In other parts of the city, however. there are moves to impose a ban on parking: ‘The HCM City People’s Committee has asked authorities in districts to take drastic measures to stop pavements being used for parking as well as for commercial purposes. Nguyen Trung Tin, deputy chairman of the city’s People’s Committee, said that districts should strictly impose fines so that pavements could remain clear. He asked that the city to revoke the licences of shops that used pavements for parking vehicles. “Each district had to impose a deadline for pavement clearance and ensure that deadlines were met,” Tin said.’

Finally, here are a couple of youtube clips of traffic in the city, not for the faint-hearted, but it seems to function in a crazy sort of way! You can see how the pavements are completely blocked by motorbikes at one point in the first video.

British Parking Awards 2012!

8 Mar

OK, so by some odd and completely random route which had absolutely nothing to do with this blog or any associated campaigning I will be donning a suit tomorrow and be heading for the  2012 British Parking Awards‘ ceremony in Park Lane, Mayfair. In case you are curious, I believe that I was invited because I wasn’t interested in car parks or parking and would talk about something more interesting! Little did they know….

Anyway, I will report on the event in due course after finding out who won the following awards: Enforcement Award, Parking and Environment Award and the Exceptional Customer Service Award. I will be less interested in the Best New Car Park and Best Car Park Refurbishment Awards!

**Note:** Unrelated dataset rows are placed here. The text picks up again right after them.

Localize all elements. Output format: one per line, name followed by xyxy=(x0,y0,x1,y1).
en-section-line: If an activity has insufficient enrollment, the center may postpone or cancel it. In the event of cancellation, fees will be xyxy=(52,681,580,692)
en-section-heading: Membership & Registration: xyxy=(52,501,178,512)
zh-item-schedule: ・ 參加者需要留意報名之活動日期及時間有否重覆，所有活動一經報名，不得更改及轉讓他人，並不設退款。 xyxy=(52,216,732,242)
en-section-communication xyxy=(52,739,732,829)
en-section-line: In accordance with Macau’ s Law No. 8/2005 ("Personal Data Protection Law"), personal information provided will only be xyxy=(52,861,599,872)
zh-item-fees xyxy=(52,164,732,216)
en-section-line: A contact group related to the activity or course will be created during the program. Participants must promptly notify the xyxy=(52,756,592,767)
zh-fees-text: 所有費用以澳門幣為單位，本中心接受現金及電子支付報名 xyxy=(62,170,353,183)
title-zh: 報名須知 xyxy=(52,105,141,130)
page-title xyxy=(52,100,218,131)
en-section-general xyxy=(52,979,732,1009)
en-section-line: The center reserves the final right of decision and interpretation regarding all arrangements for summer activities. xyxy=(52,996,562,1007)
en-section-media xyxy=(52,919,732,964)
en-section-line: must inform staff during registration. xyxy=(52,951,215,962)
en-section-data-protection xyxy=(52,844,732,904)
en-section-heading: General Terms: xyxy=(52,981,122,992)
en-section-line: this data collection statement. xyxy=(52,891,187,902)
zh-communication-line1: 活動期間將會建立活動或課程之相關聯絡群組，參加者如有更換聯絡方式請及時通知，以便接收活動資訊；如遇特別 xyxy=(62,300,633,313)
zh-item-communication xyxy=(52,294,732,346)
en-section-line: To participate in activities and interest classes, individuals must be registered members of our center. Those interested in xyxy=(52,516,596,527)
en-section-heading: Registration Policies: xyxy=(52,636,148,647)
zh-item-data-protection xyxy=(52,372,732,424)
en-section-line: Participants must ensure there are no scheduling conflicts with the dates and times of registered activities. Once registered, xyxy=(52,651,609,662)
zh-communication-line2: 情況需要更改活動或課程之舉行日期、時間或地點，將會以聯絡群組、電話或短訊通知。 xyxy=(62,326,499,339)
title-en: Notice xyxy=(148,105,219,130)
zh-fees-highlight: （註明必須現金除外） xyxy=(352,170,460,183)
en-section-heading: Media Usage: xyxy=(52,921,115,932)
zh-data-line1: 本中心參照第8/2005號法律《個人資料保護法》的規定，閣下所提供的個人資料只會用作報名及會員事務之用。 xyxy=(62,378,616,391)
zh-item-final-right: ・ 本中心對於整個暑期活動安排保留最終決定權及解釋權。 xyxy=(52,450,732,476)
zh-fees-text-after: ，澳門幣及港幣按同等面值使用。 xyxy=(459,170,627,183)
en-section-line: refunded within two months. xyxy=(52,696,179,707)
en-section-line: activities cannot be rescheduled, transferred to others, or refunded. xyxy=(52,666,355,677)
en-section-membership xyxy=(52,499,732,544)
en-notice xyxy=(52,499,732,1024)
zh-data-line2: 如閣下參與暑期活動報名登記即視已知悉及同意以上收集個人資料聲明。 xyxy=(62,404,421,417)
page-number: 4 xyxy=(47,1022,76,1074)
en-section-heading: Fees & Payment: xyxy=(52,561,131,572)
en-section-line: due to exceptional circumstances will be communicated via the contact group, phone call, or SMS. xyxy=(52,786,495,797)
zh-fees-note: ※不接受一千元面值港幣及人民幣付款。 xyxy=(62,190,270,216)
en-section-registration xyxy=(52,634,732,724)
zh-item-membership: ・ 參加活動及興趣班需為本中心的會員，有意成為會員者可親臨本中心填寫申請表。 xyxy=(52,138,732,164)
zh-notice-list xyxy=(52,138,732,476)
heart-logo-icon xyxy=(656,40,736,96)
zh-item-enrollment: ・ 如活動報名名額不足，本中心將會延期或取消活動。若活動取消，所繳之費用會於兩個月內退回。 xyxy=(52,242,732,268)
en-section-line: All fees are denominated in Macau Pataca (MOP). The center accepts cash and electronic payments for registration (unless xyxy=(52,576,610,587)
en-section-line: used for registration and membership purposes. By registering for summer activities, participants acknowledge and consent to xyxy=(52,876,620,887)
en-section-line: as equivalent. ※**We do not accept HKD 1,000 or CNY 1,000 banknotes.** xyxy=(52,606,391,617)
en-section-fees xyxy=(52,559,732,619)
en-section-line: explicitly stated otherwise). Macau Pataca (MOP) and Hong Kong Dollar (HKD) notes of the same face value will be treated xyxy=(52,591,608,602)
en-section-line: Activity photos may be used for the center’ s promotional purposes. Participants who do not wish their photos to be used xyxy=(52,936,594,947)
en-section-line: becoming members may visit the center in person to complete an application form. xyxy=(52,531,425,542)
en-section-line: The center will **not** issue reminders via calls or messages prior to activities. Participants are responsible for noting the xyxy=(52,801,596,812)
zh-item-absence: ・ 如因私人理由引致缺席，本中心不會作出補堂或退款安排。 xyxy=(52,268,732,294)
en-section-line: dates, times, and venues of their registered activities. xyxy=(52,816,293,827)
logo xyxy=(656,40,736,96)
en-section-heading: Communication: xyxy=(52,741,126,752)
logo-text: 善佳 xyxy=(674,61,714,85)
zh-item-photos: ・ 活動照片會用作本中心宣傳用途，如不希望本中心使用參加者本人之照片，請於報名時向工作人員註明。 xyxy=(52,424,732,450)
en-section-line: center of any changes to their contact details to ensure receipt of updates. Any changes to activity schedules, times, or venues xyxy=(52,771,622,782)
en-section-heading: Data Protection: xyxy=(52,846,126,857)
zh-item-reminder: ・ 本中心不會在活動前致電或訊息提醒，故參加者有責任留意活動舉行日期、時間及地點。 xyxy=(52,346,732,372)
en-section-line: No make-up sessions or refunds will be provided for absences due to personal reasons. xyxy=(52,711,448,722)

British Parking Awards 2012

 

Mervyn Lambert Traffic – blocking pavements again

7 Mar

I did a post about Mervyn Lambert Traffic recently after they had left a number of traffic signs blocking the pavements around where I live. I called their emergence line and to their credit someone jumped into a van and drove 50 miles to come and move them and we even had a friendly and productive discussion about the issue in site. Unfortunately… they have gone and done exactly the same thing again – this time on a much busier road.

In response I have now removed the offending sign into safe keeping and have invited them to come and collect it from me. I do realise that this might create some inconvenience for motorists on the signed diversion, however it will create less inconvenience and risk for pedestrians (including kids heading to school during this morning rush-hour). Talking of risk, anyone who considers removing signs in their patch should be aware that it is illegal to move traffic signs and one can get a £1000 fine; I am taking that risk because I believe that it is necessary to do so to get these companies to pay attention and obey the law, and because I don’t believe they would take me to court given that I have evidence of their offense, and of course I would love to head what the court would say if they did! One also needs to carefully consider if the removal of the sign could create an increased risk or a collision – if in doubt leave them where they are a phone the company and get them to sort it. The picture below shows this particular offending sign. Do notice that the legal footway ends where the tarmac ends and the concrete starts with far less than the legal 1 meter minimum of on-obstructed footway.

Mervyn Lambert Traffic across the pavement again!